İşte tam da bu anda ikisini de bekleyen kocaman bir sürpriz vardı. Birden bire ormanın içinden çıkan dilenciler sardı etraflarını. Maya’nın önüne dikilen dilenci diğer arkadaşına bakarak “Vay vay vay… Bu ormana böylesi gelir miydi? Hoş geldiniz leydim.” Deyip fazla eğilmeden reverans yaptı kızın önünde.
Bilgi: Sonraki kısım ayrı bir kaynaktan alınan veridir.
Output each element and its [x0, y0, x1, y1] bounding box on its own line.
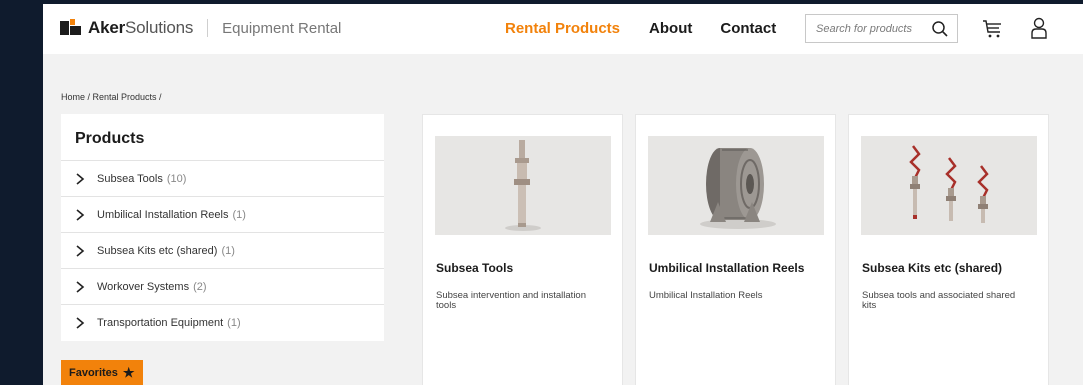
chevron-right-icon [76, 208, 85, 221]
sidebar-title: Products [61, 114, 384, 161]
search-input[interactable] [806, 22, 924, 35]
sidebar-item-count: (1) [221, 244, 235, 257]
sidebar-item-subsea-kits[interactable]: Subsea Kits etc (shared) (1) [61, 233, 384, 269]
sidebar-item-label: Transportation Equipment [97, 317, 224, 329]
star-icon: ★ [122, 365, 135, 380]
site-logo[interactable]: AkerSolutions Equipment Rental [60, 17, 341, 39]
logo-divider [207, 19, 209, 37]
card-description: Subsea tools and associated shared kits [862, 290, 1016, 311]
main-nav: Rental Products About Contact [505, 20, 776, 37]
breadcrumb[interactable]: Home / Rental Products / [61, 92, 162, 102]
chevron-right-icon [76, 317, 85, 329]
page-frame: AkerSolutions Equipment Rental Rental Pr… [43, 4, 1083, 385]
sidebar-item-subsea-tools[interactable]: Subsea Tools (10) [61, 161, 384, 197]
card-description: Umbilical Installation Reels [649, 290, 763, 301]
card-description: Subsea intervention and installation too… [436, 290, 586, 311]
sidebar-item-label: Umbilical Installation Reels [97, 208, 229, 221]
logo-subtitle: Equipment Rental [222, 19, 342, 37]
aker-logo-icon [60, 19, 82, 37]
product-image [435, 136, 611, 235]
product-image [861, 136, 1037, 235]
product-image [648, 136, 824, 235]
sidebar-item-label: Subsea Tools [97, 172, 163, 185]
reel-image [648, 136, 824, 235]
subsea-tool-image [435, 136, 611, 235]
sidebar-item-count: (1) [232, 208, 246, 221]
logo-wordmark: AkerSolutions [88, 18, 194, 37]
chevron-right-icon [76, 244, 85, 257]
subsea-kits-image [861, 136, 1037, 235]
favorites-label: Favorites [69, 367, 118, 379]
sidebar-item-label: Workover Systems [97, 280, 190, 293]
sidebar-item-label: Subsea Kits etc (shared) [97, 244, 218, 257]
product-card-umbilical-reels[interactable]: Umbilical Installation Reels Umbilical I… [635, 114, 836, 385]
site-header: AkerSolutions Equipment Rental Rental Pr… [43, 4, 1083, 54]
card-title: Subsea Tools [436, 261, 514, 275]
chevron-right-icon [76, 172, 85, 185]
chevron-right-icon [76, 280, 85, 293]
product-card-subsea-tools[interactable]: Subsea Tools Subsea intervention and ins… [422, 114, 623, 385]
sidebar-item-transportation[interactable]: Transportation Equipment (1) [61, 305, 384, 341]
nav-about[interactable]: About [649, 20, 692, 37]
card-title: Umbilical Installation Reels [649, 261, 805, 275]
sidebar-item-count: (2) [193, 280, 207, 293]
sidebar-item-workover-systems[interactable]: Workover Systems (2) [61, 269, 384, 305]
sidebar-item-count: (1) [227, 317, 241, 329]
favorites-button[interactable]: Favorites ★ [61, 360, 143, 385]
cart-icon[interactable] [982, 19, 1004, 39]
search-box [805, 14, 958, 43]
sidebar-item-umbilical-reels[interactable]: Umbilical Installation Reels (1) [61, 197, 384, 233]
card-title: Subsea Kits etc (shared) [862, 261, 1003, 275]
search-icon[interactable] [931, 20, 949, 38]
nav-rental-products[interactable]: Rental Products [505, 20, 620, 37]
products-sidebar: Products Subsea Tools (10) Umbilical Inst… [61, 114, 384, 341]
sidebar-item-count: (10) [166, 172, 187, 185]
user-icon[interactable] [1031, 17, 1047, 39]
nav-contact[interactable]: Contact [720, 20, 776, 37]
product-card-subsea-kits[interactable]: Subsea Kits etc (shared) Subsea tools an… [848, 114, 1049, 385]
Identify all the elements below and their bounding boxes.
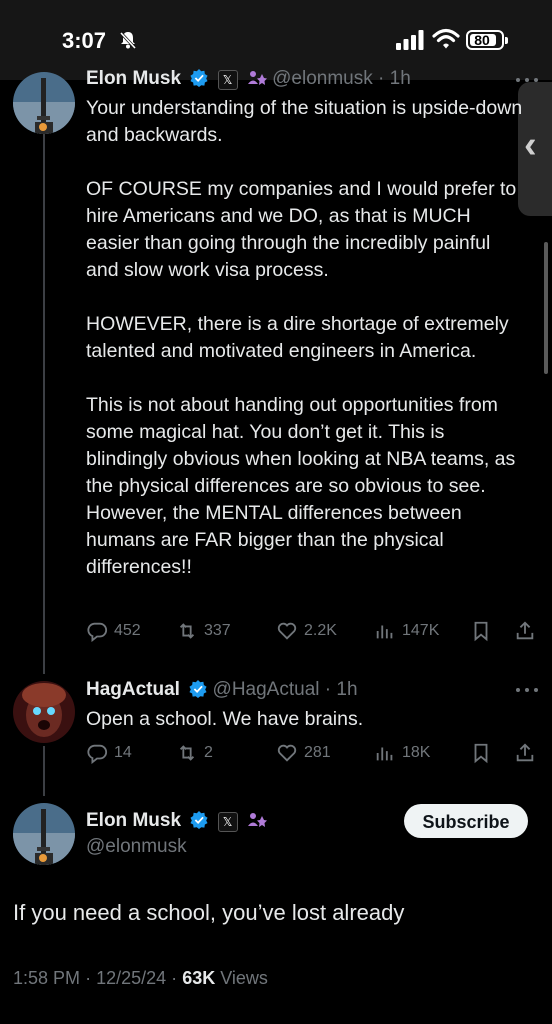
- author-name[interactable]: HagActual: [86, 679, 180, 700]
- avatar[interactable]: [13, 681, 75, 743]
- repost-count: 2: [204, 744, 213, 761]
- author-name[interactable]: Elon Musk: [86, 68, 181, 89]
- author-name[interactable]: Elon Musk: [86, 810, 181, 831]
- separator: ·: [324, 679, 332, 700]
- reply-count: 452: [114, 622, 141, 639]
- reply-button[interactable]: 14: [86, 742, 132, 764]
- like-count: 2.2K: [304, 622, 337, 639]
- views-button[interactable]: 147K: [374, 620, 439, 642]
- repost-count: 337: [204, 622, 231, 639]
- avatar[interactable]: [13, 803, 75, 865]
- share-button[interactable]: [514, 620, 542, 642]
- tweet-actions: 452 337 2.2K 147K: [86, 620, 536, 646]
- share-icon: [516, 621, 534, 640]
- views-icon: [376, 625, 393, 639]
- more-icon[interactable]: [516, 688, 538, 694]
- x-affiliate-badge: 𝕏: [217, 70, 238, 90]
- bookmark-button[interactable]: [470, 620, 498, 642]
- like-count: 281: [304, 744, 331, 761]
- reply-count: 14: [114, 744, 132, 761]
- views-icon: [376, 747, 393, 761]
- tweet-text: Open a school. We have brains.: [86, 708, 364, 730]
- author-handle-line: @elonmusk: [86, 836, 187, 858]
- affiliation-icon: [247, 71, 267, 85]
- bell-slash-icon: [119, 31, 137, 50]
- tweet-age: 1h: [336, 679, 358, 700]
- author-handle[interactable]: @elonmusk: [86, 836, 187, 857]
- repost-button[interactable]: 337: [176, 620, 231, 642]
- reply-icon: [87, 622, 108, 642]
- status-time: 3:07: [62, 28, 107, 53]
- reply-button[interactable]: 452: [86, 620, 141, 642]
- views-count: 63K: [182, 968, 216, 988]
- like-button[interactable]: 281: [276, 742, 331, 764]
- views-count: 18K: [402, 744, 431, 761]
- signal-icon: [396, 30, 424, 50]
- tweet-text: Your understanding of the situation is u…: [86, 97, 523, 578]
- verified-icon: [190, 69, 208, 87]
- share-icon: [516, 743, 534, 762]
- views-count: 147K: [402, 622, 440, 639]
- bookmark-icon: [474, 743, 488, 764]
- author-handle[interactable]: @HagActual: [213, 679, 320, 700]
- separator: ·: [171, 968, 178, 988]
- subscribe-button[interactable]: Subscribe: [404, 804, 528, 838]
- separator: ·: [378, 68, 385, 89]
- views-button[interactable]: 18K: [374, 742, 430, 764]
- repost-icon: [179, 623, 195, 639]
- avatar[interactable]: [13, 72, 75, 134]
- affiliation-icon: [247, 813, 267, 827]
- more-icon[interactable]: [516, 78, 538, 84]
- verified-icon: [190, 811, 208, 829]
- like-icon: [277, 744, 297, 762]
- tweet-text: If you need a school, you’ve lost alread…: [13, 900, 405, 925]
- thread-line: [43, 134, 45, 674]
- like-icon: [277, 622, 297, 640]
- thread-line: [43, 746, 45, 796]
- repost-button[interactable]: 2: [176, 742, 213, 764]
- share-button[interactable]: [514, 742, 542, 764]
- repost-icon: [179, 745, 195, 761]
- tweet-author-line: Elon Musk 𝕏 @elonmusk · 1h: [86, 68, 411, 90]
- tweet-age: 1h: [389, 68, 411, 89]
- battery-level: 80: [474, 32, 490, 48]
- x-affiliate-badge: 𝕏: [217, 812, 238, 832]
- reply-icon: [87, 744, 108, 764]
- tweet-author-line: HagActual @HagActual · 1h: [86, 679, 358, 701]
- verified-icon: [189, 680, 207, 698]
- wifi-icon: [432, 28, 460, 49]
- tweet-date[interactable]: 12/25/24: [96, 968, 166, 988]
- tweet-meta: 1:58 PM · 12/25/24 · 63K Views: [13, 968, 268, 989]
- battery-icon: 80: [466, 30, 508, 50]
- bookmark-button[interactable]: [470, 742, 498, 764]
- tweet-actions: 14 2 281 18K: [86, 742, 536, 768]
- separator: ·: [85, 968, 92, 988]
- author-handle[interactable]: @elonmusk: [272, 68, 373, 89]
- tweet-time[interactable]: 1:58 PM: [13, 968, 80, 988]
- scrollbar[interactable]: [544, 242, 548, 374]
- like-button[interactable]: 2.2K: [276, 620, 337, 642]
- bookmark-icon: [474, 621, 488, 642]
- tweet-author-line: Elon Musk 𝕏: [86, 810, 267, 832]
- views-label: Views: [220, 968, 268, 988]
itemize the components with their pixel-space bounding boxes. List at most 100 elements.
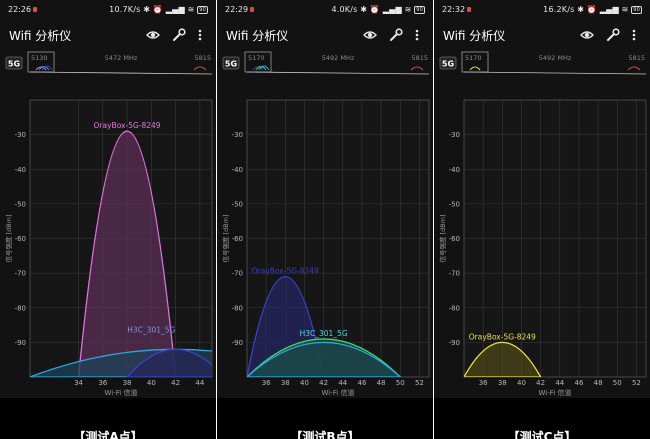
x-tick-label: 46 (574, 379, 583, 387)
x-tick-label: 48 (377, 379, 386, 387)
wrench-icon[interactable] (606, 28, 620, 42)
x-tick-label: 40 (147, 379, 156, 387)
status-time: 22:32 (442, 5, 472, 14)
x-tick-label: 42 (171, 379, 180, 387)
caption: 【测试B点】 (290, 430, 360, 439)
app-bar: Wifi 分析仪 (0, 20, 216, 50)
caption-area: 【测试C点】 (434, 398, 650, 439)
overview-mini-curve (469, 66, 481, 71)
x-tick-label: 36 (262, 379, 271, 387)
y-tick-label: -90 (15, 339, 26, 347)
signal-chart: 5G 5170 5492 MHz 5815 -30 -40 -50 -60 -70 -80 -90 3… (221, 51, 430, 397)
x-tick-label: 42 (536, 379, 545, 387)
y-tick-label: -80 (232, 304, 243, 312)
overview-left-freq: 5130 (31, 54, 48, 62)
recording-icon (33, 7, 38, 12)
y-axis-title: 信号强度 [dBm] (4, 214, 13, 262)
signal-chart: 5G 5130 5472 MHz 5815 -30 -40 -50 -60 -70 -80 -90 3… (4, 51, 213, 397)
status-time: 22:29 (225, 5, 255, 14)
band-selector: 5G (225, 60, 237, 69)
net-speed: 4.0K/s (331, 5, 358, 14)
y-tick-label: -40 (232, 166, 243, 174)
comparison-image: 22:26 10.7K/s ✱ ⏰ ▂▄▆ ≋ 90 Wifi 分析仪 5G 51… (0, 0, 650, 439)
screenshot-panel-c: 22:32 16.2K/s ✱ ⏰ ▂▄▆ ≋ 90 Wifi 分析仪 5G 51… (434, 0, 650, 439)
overview-mini-curve (410, 66, 424, 71)
eye-icon[interactable] (363, 28, 377, 42)
x-tick-label: 38 (123, 379, 132, 387)
app-title: Wifi 分析仪 (9, 29, 72, 43)
y-tick-label: -40 (449, 166, 460, 174)
eye-icon[interactable] (580, 28, 594, 42)
ssid-label: OrayBox-5G-8249 (252, 267, 319, 276)
signal-chart: 5G 5170 5492 MHz 5815 -30 -40 -50 -60 -70 -80 -90 3… (438, 51, 647, 397)
ssid-label: H3C_301_5G (300, 329, 348, 338)
eye-icon[interactable] (146, 28, 160, 42)
overview-right-freq: 5815 (194, 54, 211, 62)
y-tick-label: -50 (449, 200, 460, 208)
battery-icon: 90 (414, 5, 425, 14)
y-tick-label: -70 (232, 270, 243, 278)
x-tick-label: 44 (555, 379, 564, 387)
recording-icon (250, 7, 255, 12)
overview-baseline (246, 71, 430, 75)
y-tick-label: -50 (15, 200, 26, 208)
more-icon[interactable] (413, 28, 421, 42)
caption: 【测试A点】 (73, 430, 143, 439)
y-axis-title: 信号强度 [dBm] (221, 214, 230, 262)
x-tick-label: 50 (613, 379, 622, 387)
x-tick-label: 40 (517, 379, 526, 387)
caption-area: 【测试B点】 (217, 398, 433, 439)
overview-baseline (463, 71, 647, 75)
more-icon[interactable] (630, 28, 638, 42)
x-tick-label: 48 (594, 379, 603, 387)
status-time: 22:26 (8, 5, 38, 14)
x-tick-label: 34 (74, 379, 83, 387)
y-tick-label: -70 (15, 270, 26, 278)
recording-icon (467, 7, 472, 12)
x-tick-label: 38 (281, 379, 290, 387)
x-tick-label: 44 (338, 379, 347, 387)
battery-icon: 90 (197, 5, 208, 14)
y-tick-label: -30 (232, 131, 243, 139)
y-tick-label: -60 (232, 235, 243, 243)
screenshot-panel-a: 22:26 10.7K/s ✱ ⏰ ▂▄▆ ≋ 90 Wifi 分析仪 5G 51… (0, 0, 216, 439)
net-speed: 16.2K/s (543, 5, 575, 14)
x-tick-label: 44 (195, 379, 204, 387)
more-icon[interactable] (196, 28, 204, 42)
app-title: Wifi 分析仪 (443, 29, 506, 43)
overview-mini-curve (193, 66, 207, 71)
x-axis-title: Wi-Fi 信道 (539, 388, 572, 397)
overview-baseline (29, 71, 213, 75)
wrench-icon[interactable] (172, 28, 186, 42)
x-axis-title: Wi-Fi 信道 (105, 388, 138, 397)
overview-right-freq: 5815 (411, 54, 428, 62)
y-tick-label: -60 (449, 235, 460, 243)
y-axis-title: 信号强度 [dBm] (438, 214, 447, 262)
status-right: 10.7K/s ✱ ⏰ ▂▄▆ ≋ 90 (109, 5, 208, 14)
status-bar: 22:29 4.0K/s ✱ ⏰ ▂▄▆ ≋ 90 (217, 0, 433, 20)
wrench-icon[interactable] (389, 28, 403, 42)
y-tick-label: -40 (15, 166, 26, 174)
overview-left-freq: 5170 (248, 54, 265, 62)
status-time-text: 22:29 (225, 5, 249, 14)
caption: 【测试C点】 (507, 430, 577, 439)
caption-area: 【测试A点】 (0, 398, 216, 439)
status-bar: 22:32 16.2K/s ✱ ⏰ ▂▄▆ ≋ 90 (434, 0, 650, 20)
y-tick-label: -90 (449, 339, 460, 347)
x-tick-label: 52 (415, 379, 424, 387)
y-tick-label: -80 (449, 304, 460, 312)
status-time-text: 22:26 (8, 5, 32, 14)
app-title: Wifi 分析仪 (226, 29, 289, 43)
y-tick-label: -50 (232, 200, 243, 208)
x-tick-label: 36 (98, 379, 107, 387)
x-tick-label: 46 (357, 379, 366, 387)
x-tick-label: 40 (300, 379, 309, 387)
y-tick-label: -60 (15, 235, 26, 243)
x-tick-label: 42 (319, 379, 328, 387)
app-bar: Wifi 分析仪 (217, 20, 433, 50)
status-bar: 22:26 10.7K/s ✱ ⏰ ▂▄▆ ≋ 90 (0, 0, 216, 20)
y-tick-label: -80 (15, 304, 26, 312)
x-tick-label: 38 (498, 379, 507, 387)
band-selector: 5G (8, 60, 20, 69)
y-tick-label: -30 (449, 131, 460, 139)
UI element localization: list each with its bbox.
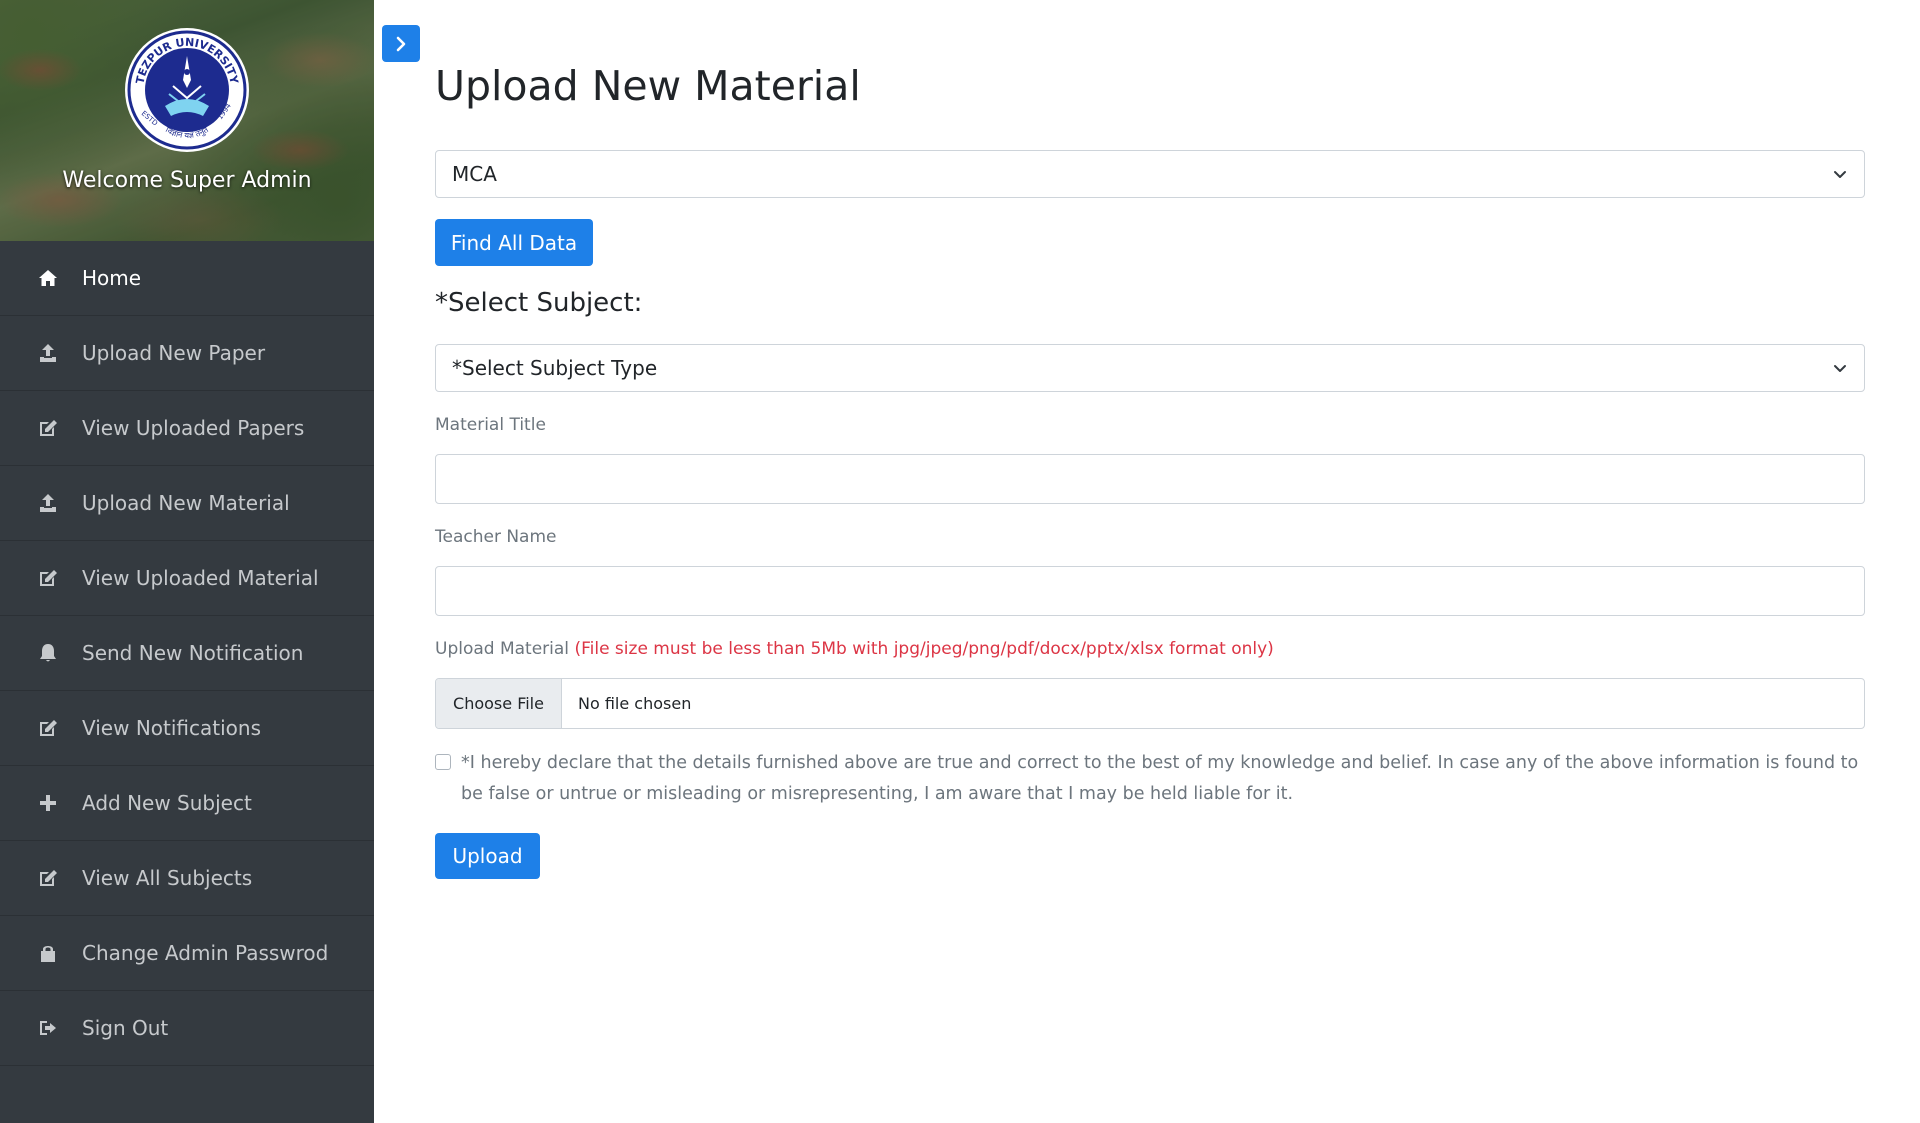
file-size-warning: (File size must be less than 5Mb with jp… (574, 639, 1274, 659)
upload-material-label-text: Upload Material (435, 639, 570, 659)
choose-file-button[interactable]: Choose File (436, 679, 562, 728)
sidebar-header: TEZPUR UNIVERSITY विज्ञान यज्ञं तनुते ES… (0, 0, 374, 241)
chevron-down-icon (1834, 365, 1846, 372)
sidebar-item-upload-new-material[interactable]: Upload New Material (0, 466, 374, 541)
sidebar-item-upload-new-paper[interactable]: Upload New Paper (0, 316, 374, 391)
subject-type-select[interactable]: *Select Subject Type (435, 344, 1865, 392)
sidebar-toggle-button[interactable] (382, 25, 420, 62)
upload-icon (37, 342, 59, 364)
edit-icon (37, 567, 59, 589)
course-select[interactable]: MCA (435, 150, 1865, 198)
sidebar-item-label: Upload New Paper (82, 341, 266, 365)
sidebar-item-add-new-subject[interactable]: Add New Subject (0, 766, 374, 841)
select-subject-heading: *Select Subject: (435, 288, 643, 318)
declaration-checkbox[interactable] (435, 754, 451, 770)
sidebar-item-label: Upload New Material (82, 491, 290, 515)
sidebar-item-label: View All Subjects (82, 866, 253, 890)
edit-icon (37, 417, 59, 439)
page-title: Upload New Material (435, 62, 861, 110)
subject-type-select-value: *Select Subject Type (452, 356, 658, 380)
sidebar-item-view-uploaded-papers[interactable]: View Uploaded Papers (0, 391, 374, 466)
welcome-message: Welcome Super Admin (62, 168, 312, 193)
find-all-data-button[interactable]: Find All Data (435, 219, 593, 266)
bell-icon (37, 642, 59, 664)
upload-button[interactable]: Upload (435, 833, 540, 879)
chevron-down-icon (1834, 171, 1846, 178)
upload-icon (37, 492, 59, 514)
sidebar-item-label: Sign Out (82, 1016, 169, 1040)
sidebar-item-change-admin-password[interactable]: Change Admin Passwrod (0, 916, 374, 991)
teacher-name-input[interactable] (435, 566, 1865, 616)
plus-icon (37, 792, 59, 814)
course-select-value: MCA (452, 162, 497, 186)
sidebar-item-label: Add New Subject (82, 791, 252, 815)
upload-material-label: Upload Material (File size must be less … (435, 639, 1274, 659)
sign-out-icon (37, 1017, 59, 1039)
sidebar-item-label: Send New Notification (82, 641, 304, 665)
sidebar: TEZPUR UNIVERSITY विज्ञान यज्ञं तनुते ES… (0, 0, 374, 1123)
sidebar-item-sign-out[interactable]: Sign Out (0, 991, 374, 1066)
declaration-text: *I hereby declare that the details furni… (461, 753, 1859, 804)
chevron-right-icon (396, 36, 406, 51)
sidebar-item-label: Change Admin Passwrod (82, 941, 329, 965)
sidebar-item-send-new-notification[interactable]: Send New Notification (0, 616, 374, 691)
sidebar-item-label: Home (82, 266, 142, 290)
lock-icon (37, 942, 59, 964)
sidebar-item-view-uploaded-material[interactable]: View Uploaded Material (0, 541, 374, 616)
sidebar-item-label: View Notifications (82, 716, 261, 740)
material-title-input[interactable] (435, 454, 1865, 504)
sidebar-item-view-all-subjects[interactable]: View All Subjects (0, 841, 374, 916)
file-input: Choose File No file chosen (435, 678, 1865, 729)
edit-icon (37, 717, 59, 739)
sidebar-nav: Home Upload New Paper View Uploaded Pape… (0, 241, 374, 1066)
file-status-text: No file chosen (578, 694, 692, 713)
sidebar-item-home[interactable]: Home (0, 241, 374, 316)
teacher-name-label: Teacher Name (435, 527, 557, 547)
sidebar-item-label: View Uploaded Material (82, 566, 319, 590)
sidebar-item-label: View Uploaded Papers (82, 416, 305, 440)
material-title-label: Material Title (435, 415, 546, 435)
edit-icon (37, 867, 59, 889)
home-icon (37, 267, 59, 289)
sidebar-item-view-notifications[interactable]: View Notifications (0, 691, 374, 766)
tezpur-university-logo: TEZPUR UNIVERSITY विज्ञान यज्ञं तनुते ES… (125, 28, 249, 152)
Maya boğazına takılı kalan çığlığıyla ardında kalan Hector’a çevirdi bakışlarını. Ama tam da o an da Hector’un attığı yerden kılıcını alan diğer dilenci pis pis sırıtıyordu. Bu durum karşısında kaçmaya çalışan Maya’yı dilenci yere yatırıp üstüne çıkarken diğer dört dilencide Hector’a saldırmışlardı bile. Ormanın içinde ki küçük ders saati ikisinin de hayatına mal olmak üzereydi. Maya çığlık atmasın diye üstüne abanan dilenci kızın ağzını kapatırken bir yandan da pantolonunu aşağıya sıyırmaya çalışıyordu. Hector ise aynı anda üstüne çullanan adamları bir bir yere devirip Maya’nın yanına gelerek, kızın üstünde ki adamı kaldırdığı gibi yere savurdu. Tam o an da ise arkasında bıraktığı dilencilerden biri Hector’un kılıcıyla arkasından saldırınca, son anda adamın ayak seslerinden hamle yapacağını fark eden Hector hızla dönüp adamın elinde ki kılıçtan kurtulmayı başardı. Ama hala tehlike geçmemişti.